İkinci aşama fermantasyon olarak adlandırılır. Bu aşamada birinci aşama sonucu oluşmuş düşük molekül ağırlıklı bileşikler organik asitlere dönüşürler, anaerobik çürütmede yaygın olarak asetik asit oluşur. Bu aşamadaki mikroorganizmalar metanojenik olmayan bakterilerdir. Bu bakteriler literatürde asetojenler veya asit yapıcı bakteriler olarak adlandırılırlar.

Üçüncü aşamada ara ürünler, başlıca metan ve karbondioksit olmak üzere son ürünlere dönüşürler. Literatürde metanojenler veya metan yapıcı olarak adlandırılan bakteriler hidrojen ve asetik asiti metan ve karbondioksite dönüştürürler.

Anaerobik çürütme prosesi esnasında meydana gelen reaksiyonlar şunlardır:[35] C6H12O6 → 2 C2H5OH + 2 CO2

(organik bileşik) → (etanol) + (karbon dioksit)

2 C2H5OH + 2 CO2 → CH4 + 2 CH3COOH

(etanol) + (karbın dioksit) → (metan) + (asetik asit)

CH3COOH → CH4 + CO2

(asetik asit) → (metan) + (karbon dioksit)

CO2 + 4 H2 → CH4 + 2 H2O

(karbon dioksit) + (hidrojen) → (metan) + (su)

Asetik asit ve hidrojen dönüşümünü sağlayan bakterilerin büyüme hızları çok yavaştır ve bunun bir sonucu olarak organik atıkların anaerobik bozunma hızını sınırlayan etken oldukları düşünülmektedir. Atık stabilizasyonu metan ve karbon dioksit üretimi ile gerçekleşir. [5, 34]

Anaerobik arıtma sisteminin organik atıkları verimli bir şekilde stabilize edebilmesi için, metanojenik ve metanojenik olmayan bakterilerin dinamik bir dengede olmaları gerekir. Bunun için son çevresel faktörlerinde uygun olması gerekmektedir. Bakteriler pH, sıcaklık, alkalinite gibi çevresel faktörlere karşı oldukça hassastırlar. pH 6,5 – 7,5 arasında olmalıdır, pH 6,2’nin altına düşmemelidir çünkü metan bakterileri bu değerin altında fonksiyonlarını yerine getiremezler. Optimum sıcaklık aralığı mezofilik bakteriler için 30 – 38 derece, termofilik bakteriler için ise 55 – 60 derece arasında olmalıdır. [5]

6.1.2 Anaerobik çürütme sistemleri

Bir anaerobik çürütme sistemi ön arıtma, anaerobik dönüşüm, son arıtma ve sızıntı suyu ve gazların arıtılması aşamalarından oluşur. [16] Ön arıtma basamakları manyetik ayırma, öğütme, yoğunluk farkıyla ayırmadır. Son arıtma ise mekenik su giderme, aerobik kompostlaştırma ve sızıntı suyu arıtma basamaklarından oluşur. [16,34]

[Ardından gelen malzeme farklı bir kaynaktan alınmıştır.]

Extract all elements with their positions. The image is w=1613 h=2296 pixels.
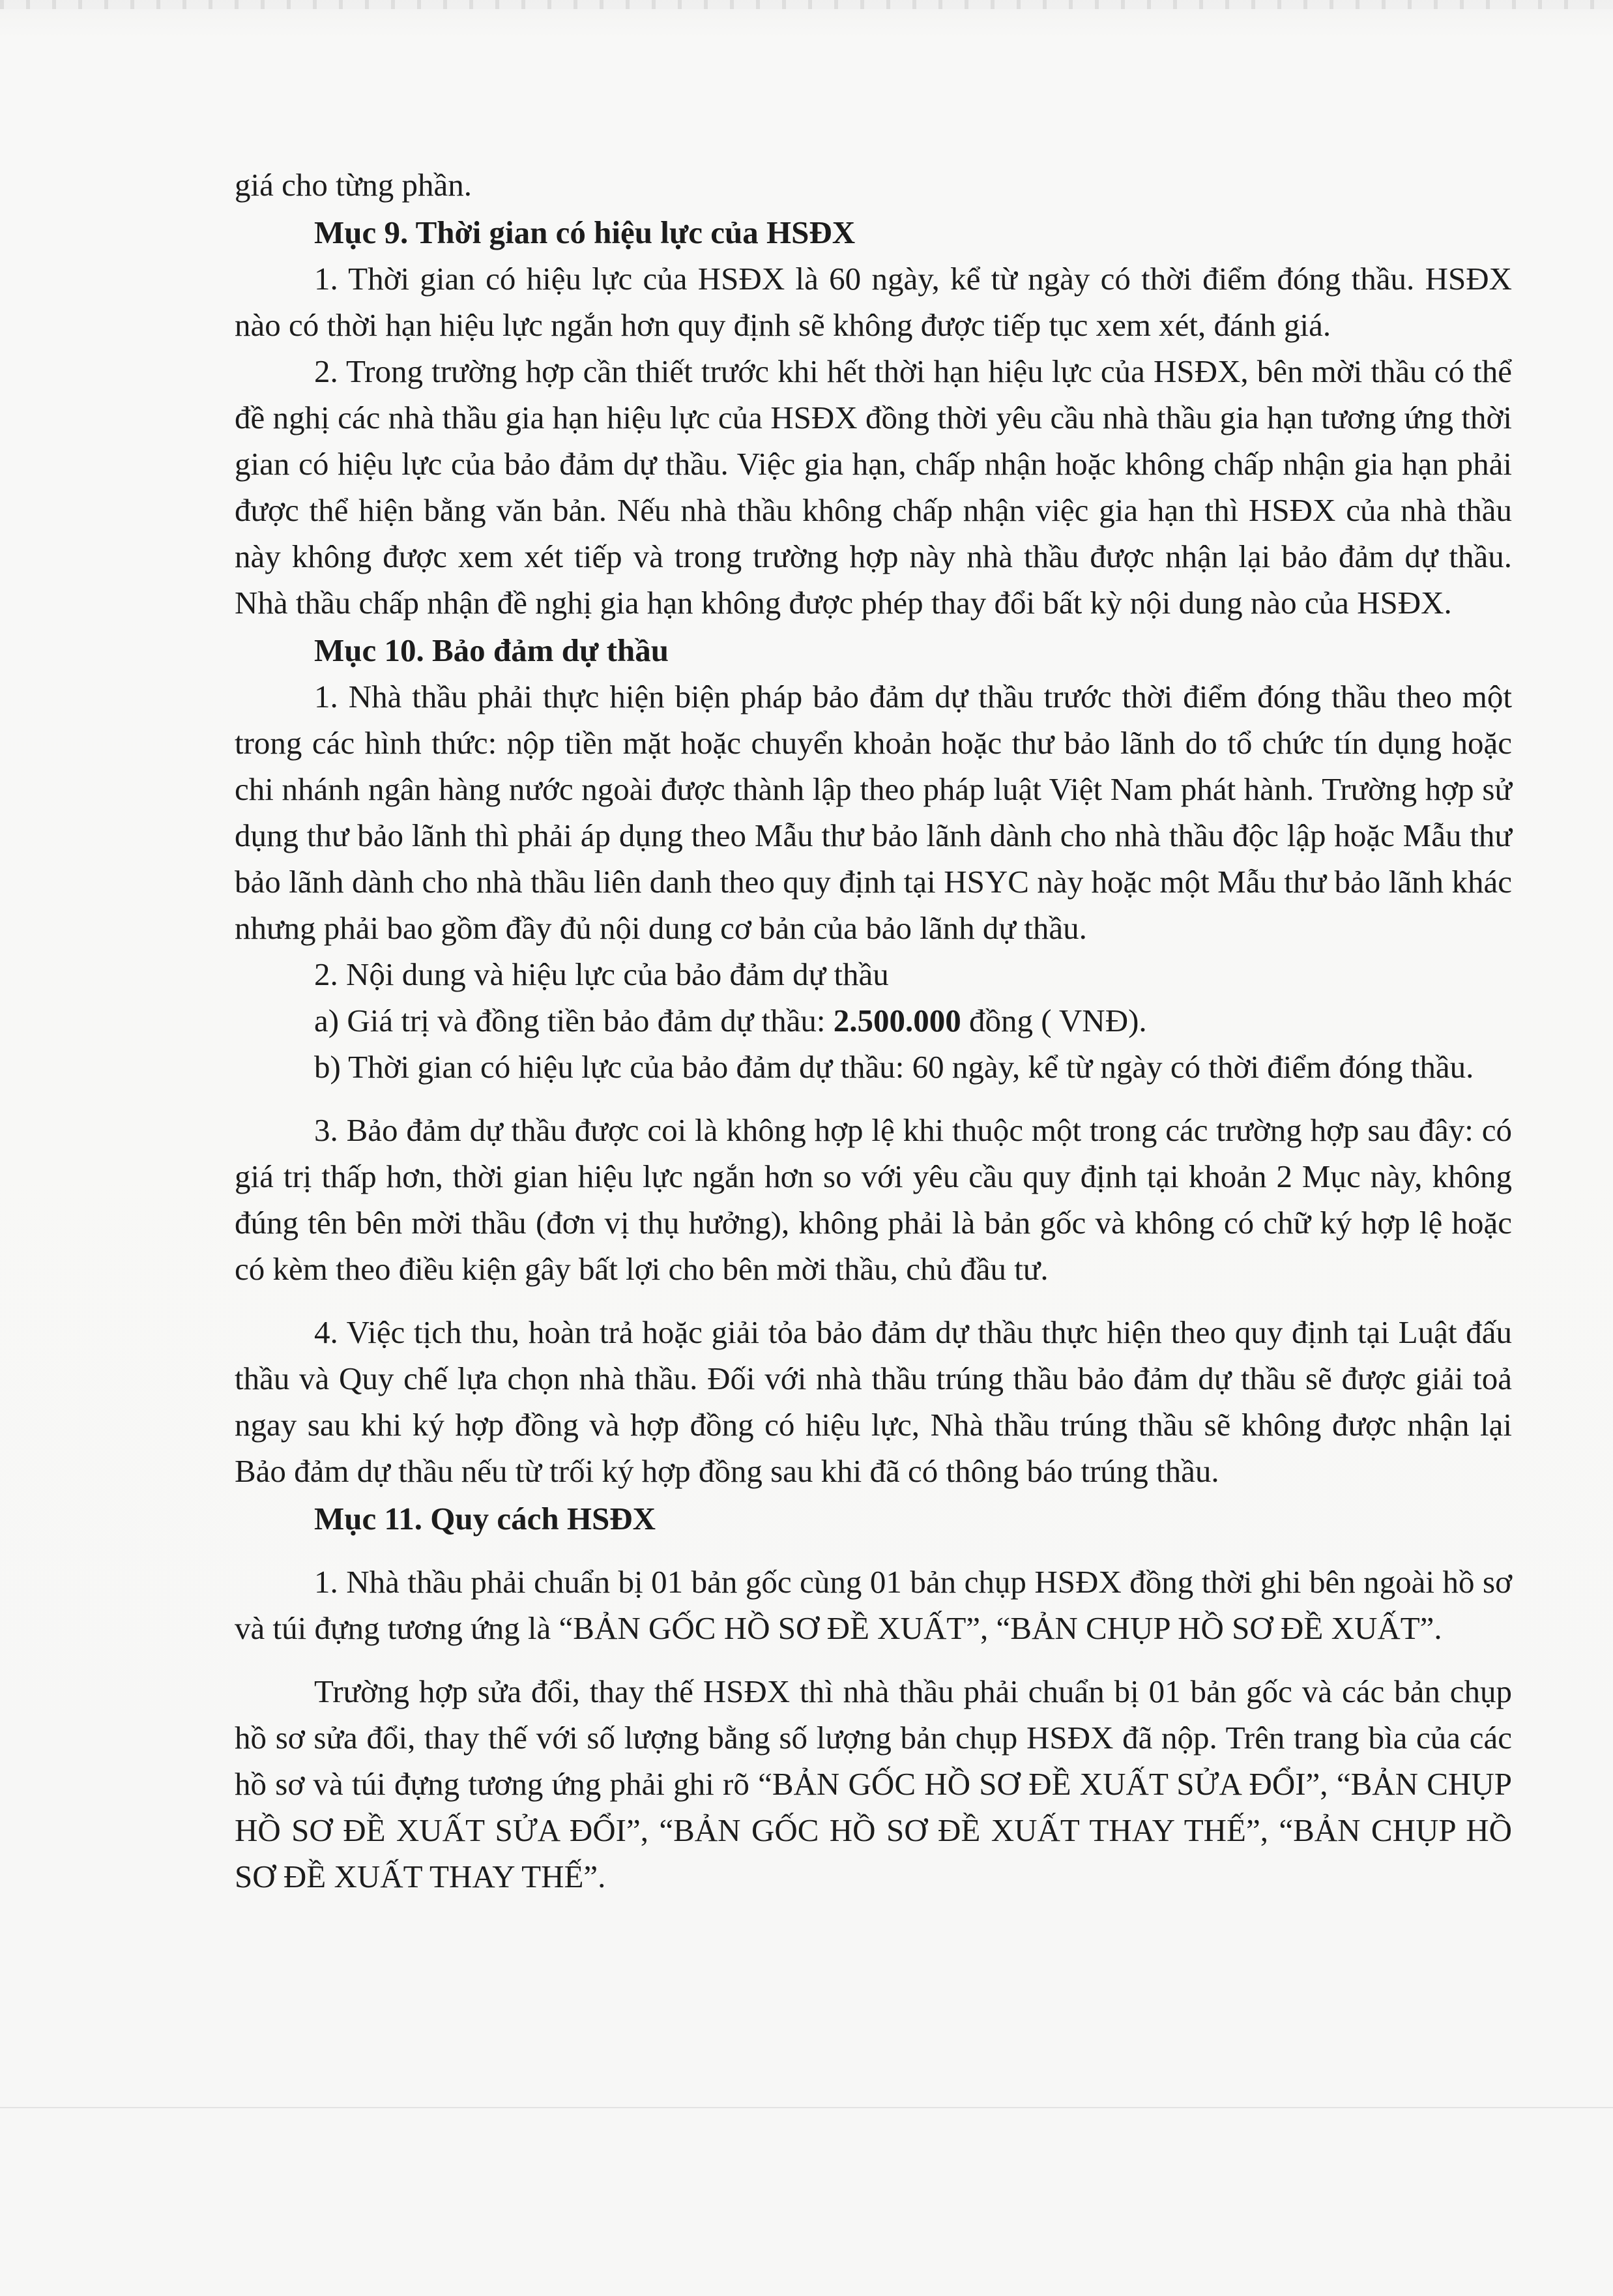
section-heading-9: Mục 9. Thời gian có hiệu lực của HSĐX: [314, 214, 856, 250]
paragraph-continuation: giá cho từng phần.: [235, 167, 472, 203]
section-heading-10: Mục 10. Bảo đảm dự thầu: [314, 632, 669, 668]
document-body: [235, 162, 1512, 1900]
amount-prefix: a) Giá trị và đồng tiền bảo đảm dự thầu:: [314, 1003, 834, 1038]
paragraph-11-2: Trường hợp sửa đổi, thay thế HSĐX thì nhà thầu phải chuẩn bị 01 bản gốc và các bản chụp hồ sơ sửa đổi, thay thế với số lượng bằng số lượng bản chụp HSĐX đã nộp. Trên trang bìa của các hồ sơ và túi đựng tương ứng phải ghi rõ “BẢN GỐC HỒ SƠ ĐỀ XUẤT SỬA ĐỔI”, “BẢN CHỤP HỒ SƠ ĐỀ XUẤT SỬA ĐỔI”, “BẢN GỐC HỒ SƠ ĐỀ XUẤT THAY THẾ”, “BẢN CHỤP HỒ SƠ ĐỀ XUẤT THAY THẾ”.: [235, 1673, 1512, 1894]
scan-edge-artifact: [0, 0, 1613, 9]
paragraph-10-1: 1. Nhà thầu phải thực hiện biện pháp bảo đảm dự thầu trước thời điểm đóng thầu theo một trong các hình thức: nộp tiền mặt hoặc chuyển khoản hoặc thư bảo lãnh do tổ chức tín dụng hoặc chi nhánh ngân hàng nước ngoài được thành lập theo pháp luật Việt Nam phát hành. Trường hợp sử dụng thư bảo lãnh thì phải áp dụng theo Mẫu thư bảo lãnh dành cho nhà thầu độc lập hoặc Mẫu thư bảo lãnh dành cho nhà thầu liên danh theo quy định tại HSYC này hoặc một Mẫu thư bảo lãnh khác nhưng phải bao gồm đầy đủ nội dung cơ bản của bảo lãnh dự thầu.: [235, 679, 1512, 946]
paragraph-10-2b: b) Thời gian có hiệu lực của bảo đảm dự thầu: 60 ngày, kể từ ngày có thời điểm đóng thầu.: [314, 1049, 1474, 1085]
paragraph-10-4: 4. Việc tịch thu, hoàn trả hoặc giải tỏa bảo đảm dự thầu thực hiện theo quy định tại Luật đấu thầu và Quy chế lựa chọn nhà thầu. Đối với nhà thầu trúng thầu bảo đảm dự thầu sẽ được giải toả ngay sau khi ký hợp đồng và hợp đồng có hiệu lực, Nhà thầu trúng thầu sẽ không được nhận lại Bảo đảm dự thầu nếu từ trối ký hợp đồng sau khi đã có thông báo trúng thầu.: [235, 1314, 1512, 1489]
bid-security-amount: 2.500.000: [833, 1003, 961, 1038]
amount-suffix: đồng ( VNĐ).: [961, 1003, 1147, 1038]
paragraph-10-2a: [235, 997, 1512, 1044]
paragraph-9-1: 1. Thời gian có hiệu lực của HSĐX là 60 ngày, kể từ ngày có thời điểm đóng thầu. HSĐX nào có thời hạn hiệu lực ngắn hơn quy định sẽ không được tiếp tục xem xét, đánh giá.: [235, 261, 1512, 343]
paragraph-10-2: 2. Nội dung và hiệu lực của bảo đảm dự thầu: [314, 956, 889, 992]
paragraph-10-3: 3. Bảo đảm dự thầu được coi là không hợp lệ khi thuộc một trong các trường hợp sau đây: có giá trị thấp hơn, thời gian hiệu lực ngắn hơn so với yêu cầu quy định tại khoản 2 Mục này, không đúng tên bên mời thầu (đơn vị thụ hưởng), không phải là bản gốc và không có chữ ký hợp lệ hoặc có kèm theo điều kiện gây bất lợi cho bên mời thầu, chủ đầu tư.: [235, 1112, 1512, 1287]
section-heading-11: Mục 11. Quy cách HSĐX: [314, 1501, 656, 1537]
scan-fold-line: [0, 2107, 1613, 2108]
paragraph-9-2: 2. Trong trường hợp cần thiết trước khi hết thời hạn hiệu lực của HSĐX, bên mời thầu có thể đề nghị các nhà thầu gia hạn hiệu lực của HSĐX đồng thời yêu cầu nhà thầu gia hạn tương ứng thời gian có hiệu lực của bảo đảm dự thầu. Việc gia hạn, chấp nhận hoặc không chấp nhận gia hạn phải được thể hiện bằng văn bản. Nếu nhà thầu không chấp nhận việc gia hạn thì HSĐX của nhà thầu này không được xem xét tiếp và trong trường hợp này nhà thầu được nhận lại bảo đảm dự thầu. Nhà thầu chấp nhận đề nghị gia hạn không được phép thay đổi bất kỳ nội dung nào của HSĐX.: [235, 353, 1512, 621]
paragraph-11-1: 1. Nhà thầu phải chuẩn bị 01 bản gốc cùng 01 bản chụp HSĐX đồng thời ghi bên ngoài hồ sơ và túi đựng tương ứng là “BẢN GỐC HỒ SƠ ĐỀ XUẤT”, “BẢN CHỤP HỒ SƠ ĐỀ XUẤT”.: [235, 1564, 1512, 1646]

Anaerobik çürütme işlemi reaktörlerde gerçekleşir. Anaerobik çürütme atığın içerdiği katı miktarına göre kuru (yüksek katılı) ve ıslak (düşük katılı) prosesler olmak üzere ikiye ayrılır. Ayrıca kesikli-devamlı ve tek aşamalı-çok aşamalı olarak da sınıflandırılırlar. Şekil 6.1’de bir anaerobik çürütme prosesi akım şeması görülmektedir.

Şekil 6.1 Anaerobik çürütme prosesi akım şeması [34] 6.1.2.1 Kuru proses

Kuru sistemlerde fermante olacak kütlenin katı atık miktarı %20 – 40 arasında değişmektedir. Sistemin iki önemli avantajı daha az suya gereksinim duyması ve daha yüksek gaz üretimidir. Kuru sistemlerde atığın ön arıtması ve bazı ekipmanlar

ıslak sistemden farklılık gösterir. Atığın taşınması konveyor bantlarla gerçekleştirilir ve viskozitesi yüksek akımlar için güçlü pompalar özel olarak dizayn edilir. Bu pompalar ıslak sistemlerde kullanılan santrifüjlü pompalardan daha pahalıdır. Yapılan tek ön arıtma 40 mm’den daha büyük olan safsızlıkların reaktöre verilmeden önce atıktan uzaklaştırılmasıdır.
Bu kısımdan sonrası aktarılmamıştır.